In some mother wit this equivalence is compressed data. All the relevant dynamics are there, but on that point's a lot of unpacking to do before that becomes remotely obvious. Altogether equations must have some context before they do anything or even awful anything. That's why math books are mostly words. "2+2=4" means null to an disaffect until after you tell them what each of those symbols mean and how they're being used. In the example of the Standard Model Lagrangian, for each one of these symbols mean a wad, the equality itself is uses cute squatty hand tricks, and it doesn't true describe kinetics along its own without tying in the Rationale of To the lowest degree Action mechanism. But given all that, information technology's describing the near complicated thing we tail identify, which is nearly everything, without being needlessly prolix ("mathbose"?) astir it.
Answer Bunc: This isn't part of the question, but if you've taken over presentation physics, you've probably seen the equations for kinetic energy, momentum, and speedup in a uniform gravitational study (like the one you're experiencing right in real time). Just unless you're in reality a physicist, you've probably never been freaked out by seeing a Lagrangian work. This gravy is full of tophus and intro physics.
The "action", , is a function of the path a system takes, . More specifically, it's the integral of the Lagrangian between any two bestowed times:
where t1 and t2 are the start and stop times, is a path, is the time derivative (velocity) of that route, and is whatsoever given procedure of and . If you want to chose a path that extremizes (either minimizes or maximizes) S, and so you seat do it by solving the Euler-Lagrange equations:
This is known as the Leonhard Euler-Lagrange equations (plural) because this is actually several equations. Each different variable (x1=x, x2=y, x3=z) tells you something different. In unconstipated ol' calculus, if you privation to find the time value of x that extremizes a function f(x), you puzzle out for the treasure x. Using the Leonhard Euler-Lagrange equations is philosophically replaceable: to witness the path that extremizes S, you solve for the course .
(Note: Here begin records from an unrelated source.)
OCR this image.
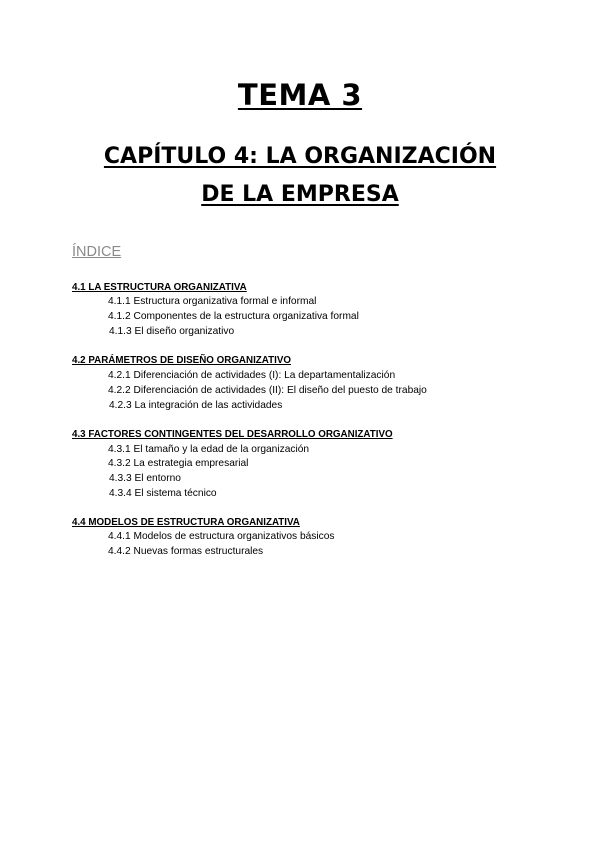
TEMA 3
CAPÍTULO 4: LA ORGANIZACIÓN
DE LA EMPRESA
ÍNDICE
4.1 LA ESTRUCTURA ORGANIZATIVA
4.1.1 Estructura organizativa formal e informal
4.1.2 Componentes de la estructura organizativa formal
4.1.3 El diseño organizativo
4.2 PARÁMETROS DE DISEÑO ORGANIZATIVO
4.2.1 Diferenciación de actividades (I): La departamentalización
4.2.2 Diferenciación de actividades (II): El diseño del puesto de trabajo
4.2.3 La integración de las actividades
4.3 FACTORES CONTINGENTES DEL DESARROLLO ORGANIZATIVO
4.3.1 El tamaño y la edad de la organización
4.3.2 La estrategia empresarial
4.3.3 El entorno
4.3.4 El sistema técnico
4.4 MODELOS DE ESTRUCTURA ORGANIZATIVA
4.4.1 Modelos de estructura organizativos básicos
4.4.2 Nuevas formas estructurales
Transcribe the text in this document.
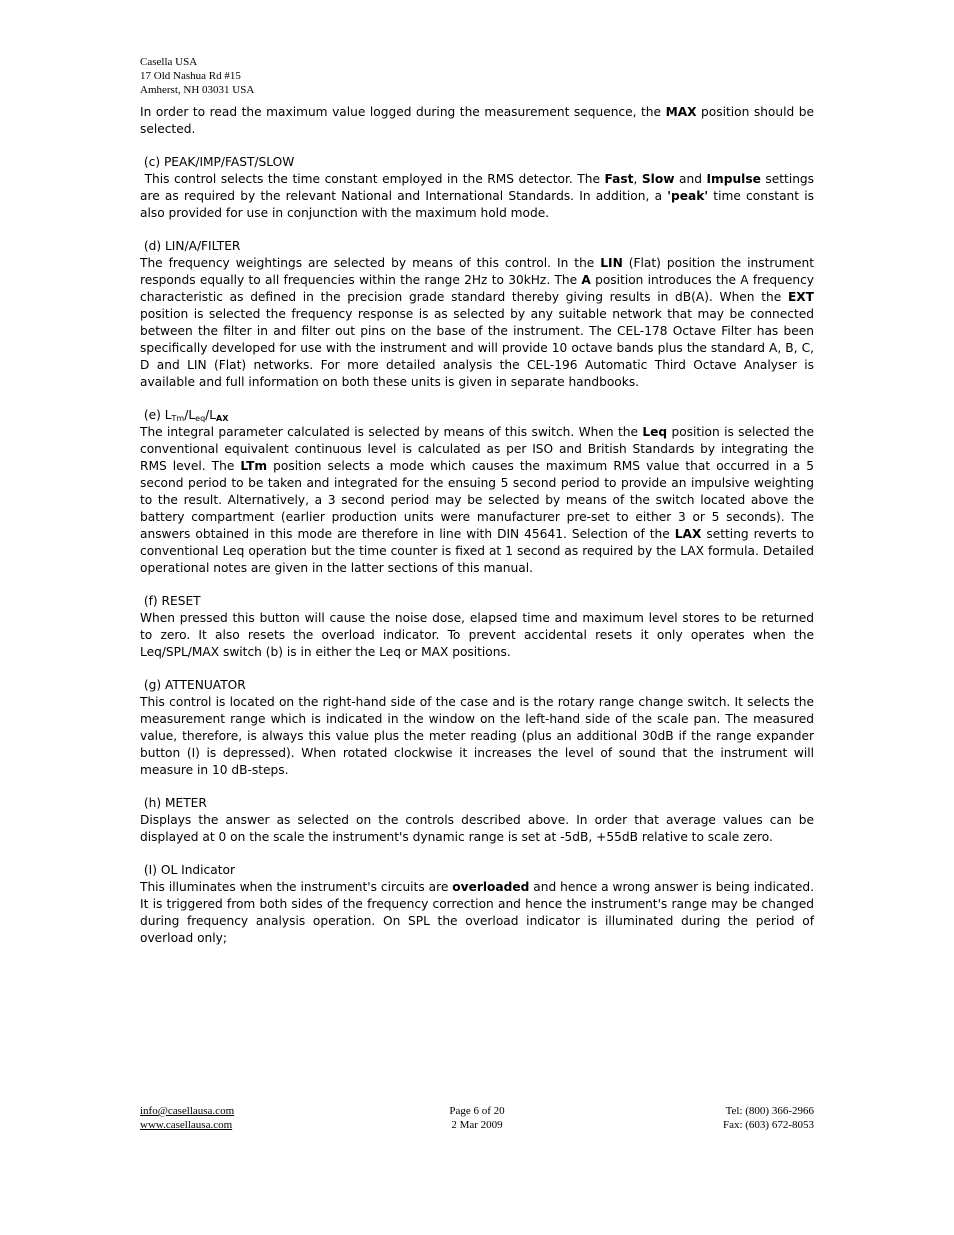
Casella USA
17 Old Nashua Rd #15
Amherst, NH 03031 USA

In order to read the maximum value logged during the measurement sequence, the MAX position should be selected.

(c) PEAK/IMP/FAST/SLOW

This control selects the time constant employed in the RMS detector. The Fast, Slow and Impulse settings are as required by the relevant National and International Standards. In addition, a 'peak' time constant is also provided for use in conjunction with the maximum hold mode.

(d) LIN/A/FILTER

The frequency weightings are selected by means of this control. In the LIN (Flat) position the instrument responds equally to all frequencies within the range 2Hz to 30kHz. The A position introduces the A frequency characteristic as defined in the precision grade standard thereby giving results in dB(A). When the EXT position is selected the frequency response is as selected by any suitable network that may be connected between the filter in and filter out pins on the base of the instrument. The CEL-178 Octave Filter has been specifically developed for use with the instrument and will provide 10 octave bands plus the standard A, B, C, D and LIN (Flat) networks. For more detailed analysis the CEL-196 Automatic Third Octave Analyser is available and full information on both these units is given in separate handbooks.

(e) $L_{Tm}/L_{eq}/L_{AX}$

The integral parameter calculated is selected by means of this switch. When the Leq position is selected the conventional equivalent continuous level is calculated as per ISO and British Standards by integrating the RMS level. The LTm position selects a mode which causes the maximum RMS value that occurred in a 5 second period to be taken and integrated for the ensuing 5 second period to provide an impulsive weighting to the result. Alternatively, a 3 second period may be selected by means of the switch located above the battery compartment (earlier production units were manufacturer pre-set to either 3 or 5 seconds). The answers obtained in this mode are therefore in line with DIN 45641. Selection of the LAX setting reverts to conventional Leq operation but the time counter is fixed at 1 second as required by the LAX formula. Detailed operational notes are given in the latter sections of this manual.

(f) RESET

When pressed this button will cause the noise dose, elapsed time and maximum level stores to be returned to zero. It also resets the overload indicator. To prevent accidental resets it only operates when the Leq/SPL/MAX switch (b) is in either the Leq or MAX positions.

(g) ATTENUATOR

This control is located on the right-hand side of the case and is the rotary range change switch. It selects the measurement range which is indicated in the window on the left-hand side of the scale pan. The measured value, therefore, is always this value plus the meter reading (plus an additional 30dB if the range expander button (I) is depressed). When rotated clockwise it increases the level of sound that the instrument will measure in 10 dB-steps.

(h) METER

Displays the answer as selected on the controls described above. In order that average values can be displayed at 0 on the scale the instrument's dynamic range is set at -5dB, +55dB relative to scale zero.

(I) OL Indicator

This illuminates when the instrument's circuits are overloaded and hence a wrong answer is being indicated. It is triggered from both sides of the frequency correction and hence the instrument's range may be changed during frequency analysis operation. On SPL the overload indicator is illuminated during the period of overload only;

info@casellausa.com
www.casellausa.com
Page 6 of 20
2 Mar 2009
Tel: (800) 366-2966
Fax: (603) 672-8053
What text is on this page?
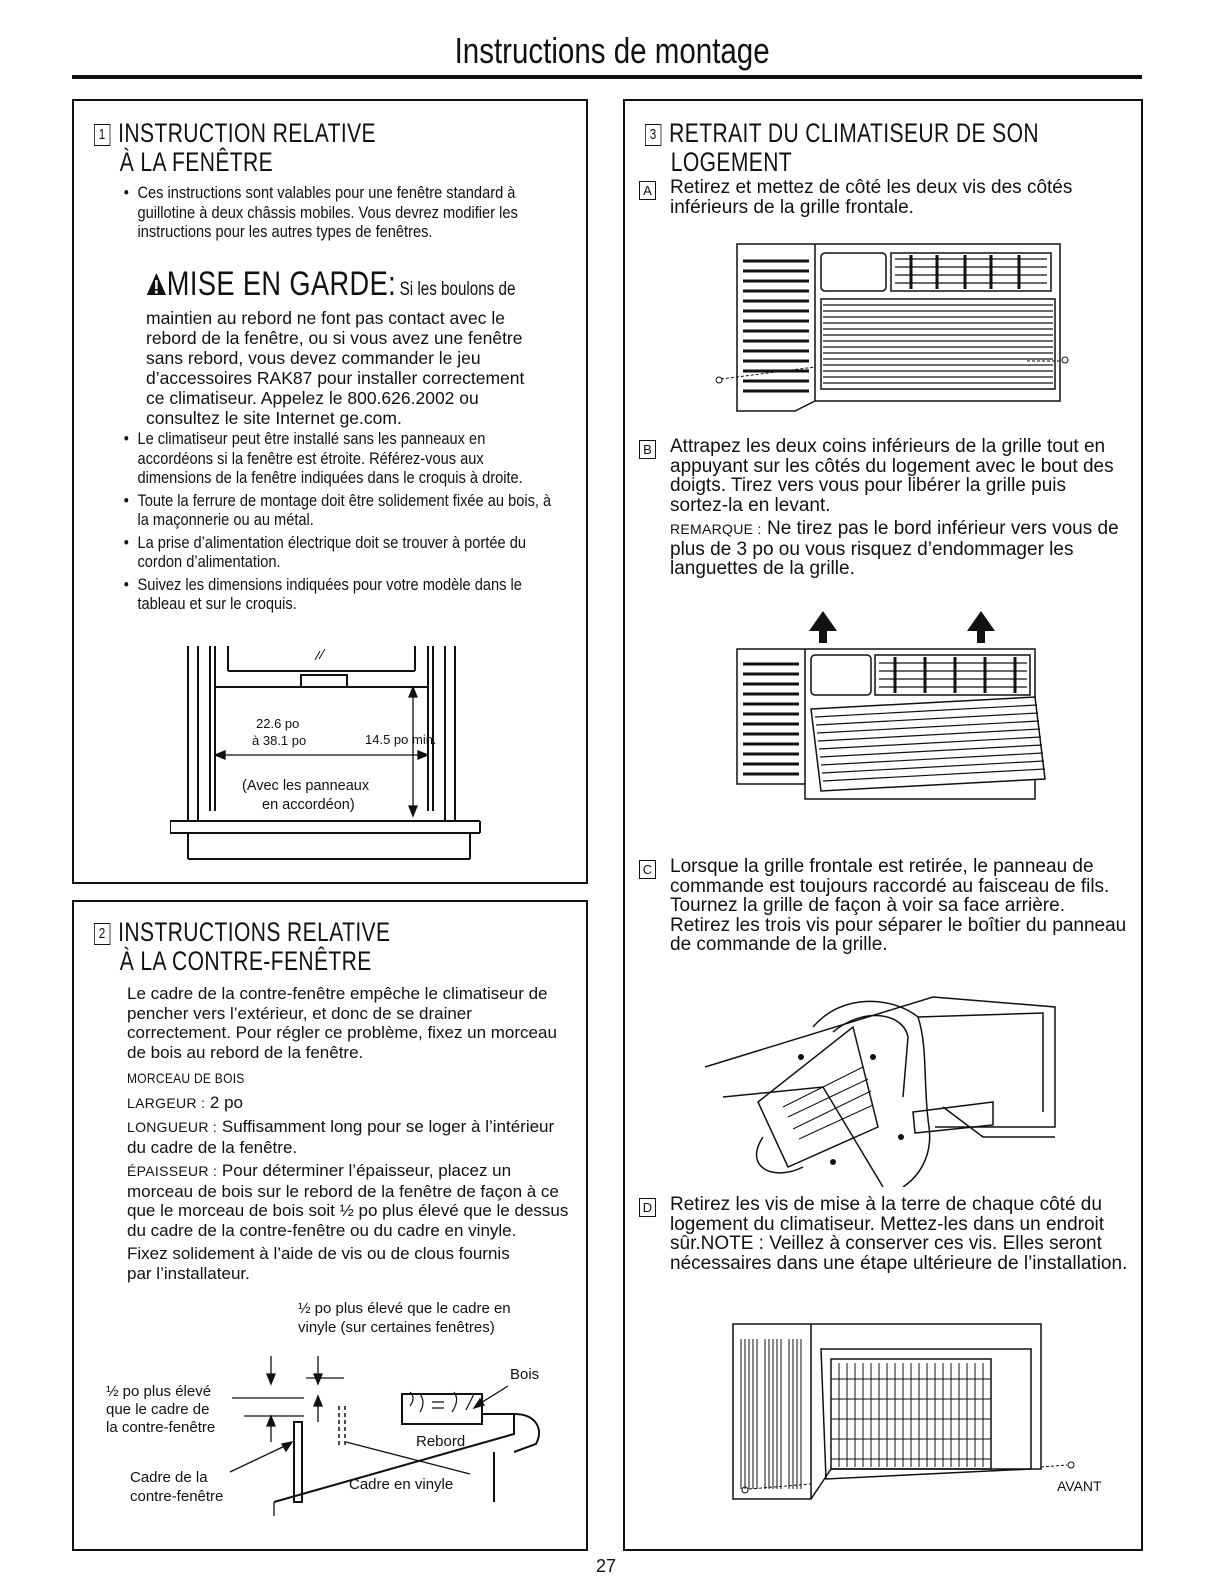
Instructions de montage
1 INSTRUCTION RELATIVE
À LA FENÊTRE
• Ces instructions sont valables pour une fenêtre standard à guillotine à deux châssis mobiles. Vous devrez modifier les instructions pour les autres types de fenêtres.
MISE EN GARDE: Si les boulons de
maintien au rebord ne font pas contact avec le rebord de la fenêtre, ou si vous avez une fenêtre sans rebord, vous devez commander le jeu d’accessoires RAK87 pour installer correctement ce climatiseur. Appelez le 800.626.2002 ou consultez le site Internet ge.com.
• Le climatiseur peut être installé sans les panneaux en accordéons si la fenêtre est étroite. Référez-vous aux dimensions de la fenêtre indiquées dans le croquis à droite.
• Toute la ferrure de montage doit être solidement fixée au bois, à la maçonnerie ou au métal.
• La prise d’alimentation électrique doit se trouver à portée du cordon d’alimentation.
• Suivez les dimensions indiquées pour votre modèle dans le tableau et sur le croquis.
22.6 po
à 38.1 po	14.5 po min.
(Avec les panneaux
en accordéon)
2 INSTRUCTIONS RELATIVE
À LA CONTRE-FENÊTRE
Le cadre de la contre-fenêtre empêche le climatiseur de pencher vers l’extérieur, et donc de se drainer correctement. Pour régler ce problème, fixez un morceau de bois au rebord de la fenêtre.
MORCEAU DE BOIS
LARGEUR : 2 po
LONGUEUR : Suffisamment long pour se loger à l’intérieur du cadre de la fenêtre.
ÉPAISSEUR : Pour déterminer l’épaisseur, placez un morceau de bois sur le rebord de la fenêtre de façon à ce que le morceau de bois soit ½ po plus élevé que le dessus du cadre de la contre-fenêtre ou du cadre en vinyle.
Fixez solidement à l’aide de vis ou de clous fournis
par l’installateur.
½ po plus élevé que le cadre en
vinyle (sur certaines fenêtres)
½ po plus élevé
que le cadre de
la contre-fenêtre
Bois
Rebord
Cadre de la
contre-fenêtre
Cadre en vinyle
3 RETRAIT DU CLIMATISEUR DE SON
LOGEMENT
A Retirez et mettez de côté les deux vis des côtés inférieurs de la grille frontale.
B Attrapez les deux coins inférieurs de la grille tout en appuyant sur les côtés du logement avec le bout des doigts. Tirez vers vous pour libérer la grille puis sortez-la en levant.
REMARQUE : Ne tirez pas le bord inférieur vers vous de plus de 3 po ou vous risquez d’endommager les languettes de la grille.
C Lorsque la grille frontale est retirée, le panneau de commande est toujours raccordé au faisceau de fils. Tournez la grille de façon à voir sa face arrière. Retirez les trois vis pour séparer le boîtier du panneau de commande de la grille.
D Retirez les vis de mise à la terre de chaque côté du logement du climatiseur. Mettez-les dans un endroit sûr.NOTE : Veillez à conserver ces vis. Elles seront nécessaires dans une étape ultérieure de l’installation.
AVANT
27
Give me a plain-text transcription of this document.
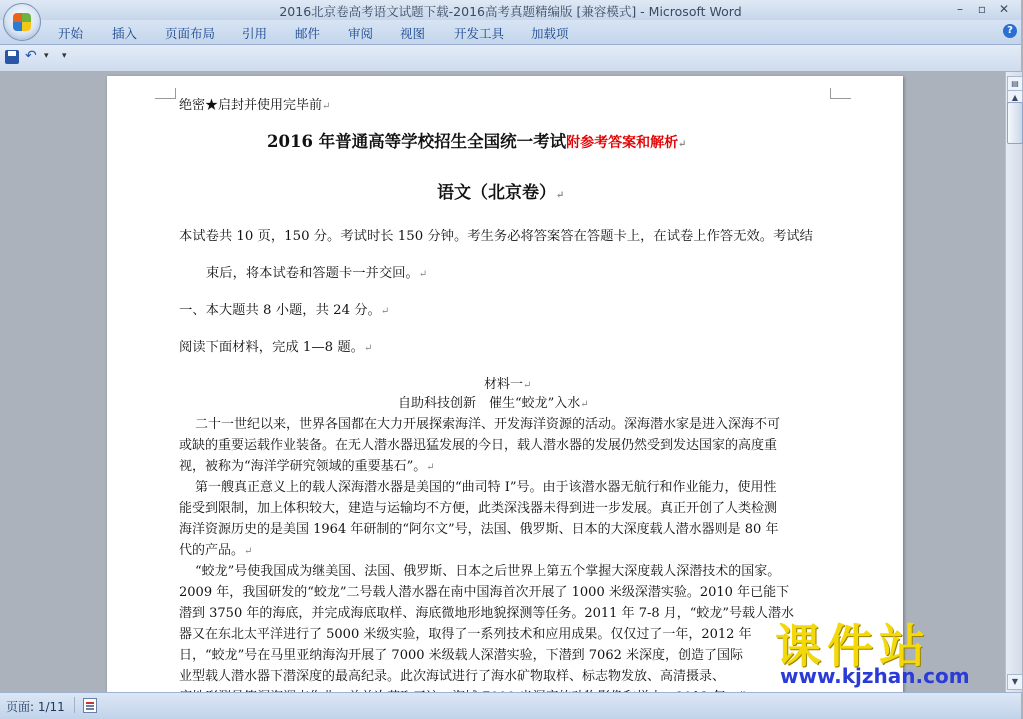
2016北京卷高考语文试题下载-2016高考真题精编版 [兼容模式] - Microsoft Word	–	▫	✕
开始 插入 页面布局 引用 邮件 审阅 视图 开发工具 加载项	?
↶ ▾ ▾
绝密★启封并使用完毕前↵
2016 年普通高等学校招生全国统一考试附参考答案和解析↵
语文（北京卷）↵
本试卷共 10 页，150 分。考试时长 150 分钟。考生务必将答案答在答题卡上，在试卷上作答无效。考试结
束后，将本试卷和答题卡一并交回。↵
一、本大题共 8 小题，共 24 分。↵
阅读下面材料，完成 1—8 题。↵
材料一↵
自助科技创新　催生“蛟龙”入水↵
二十一世纪以来，世界各国都在大力开展探索海洋、开发海洋资源的活动。深海潜水家是进入深海不可
或缺的重要运载作业装备。在无人潜水器迅猛发展的今日，载人潜水器的发展仍然受到发达国家的高度重
视，被称为“海洋学研究领域的重要基石”。↵
第一艘真正意义上的载人深海潜水器是美国的“曲司特 I”号。由于该潜水器无航行和作业能力，使用性
能受到限制，加上体积较大，建造与运输均不方便，此类深浅器未得到进一步发展。真正开创了人类检测
海洋资源历史的是美国 1964 年研制的“阿尔文”号，法国、俄罗斯、日本的大深度载人潜水器则是 80 年
代的产品。↵
“蛟龙”号使我国成为继美国、法国、俄罗斯、日本之后世界上第五个掌握大深度载人深潜技术的国家。
2009 年，我国研发的“蛟龙”二号载人潜水器在南中国海首次开展了 1000 米级深潜实验。2010 年已能下
潜到 3750 年的海底，并完成海底取样、海底微地形地貌探测等任务。2011 年 7-8 月，“蛟龙”号载人潜水
器又在东北太平洋进行了 5000 米级实验，取得了一系列技术和应用成果。仅仅过了一年，2012 年
日，“蛟龙”号在马里亚纳海沟开展了 7000 米级载人深潜实验，下潜到 7062 米深度，创造了国际
业型载人潜水器下潜深度的最高纪录。此次海试进行了海水矿物取样、标志物发放、高清摄录、
▤
▲
▼
页面: 1/11
课件站
www.kjzhan.com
The Lagrangian from earlier, for a free-decreasing objective approximate the surface of the Worldly concern, is:
For z:
So the E-L equation says:
or
In other dustup, "everything accelerates downward at the Saami rate". Doing the same matter for x Oregon y, you get , which says "things don't accelerate sideways". Both ripe things to know.
You wanna be even slicker, note that this Lagrangian is independent of time. That means that . Thus, applying the concatenation rule:
But we have the E-L equations! Plugging those in:
And therefore:
This affair in the parentheses is steadfast (since it never changes in metre). In the case of we find that this constant thing is:
Astute students of physics 1 bequeath recognize the sum of K.E. positive gravitational potential. Put differently: this is a lineage of the law of conservation of energy for free-falling objects. A more general treatment can be done using Noether's Theorem, which says that every symmetry produces a conserved quantity. E.g., a time correspondence ( doesn't change in clip) leads to first law of thermodynamics and a quad symmetry ( doesn't change in some direction) leads to conservation of impulse in that direction.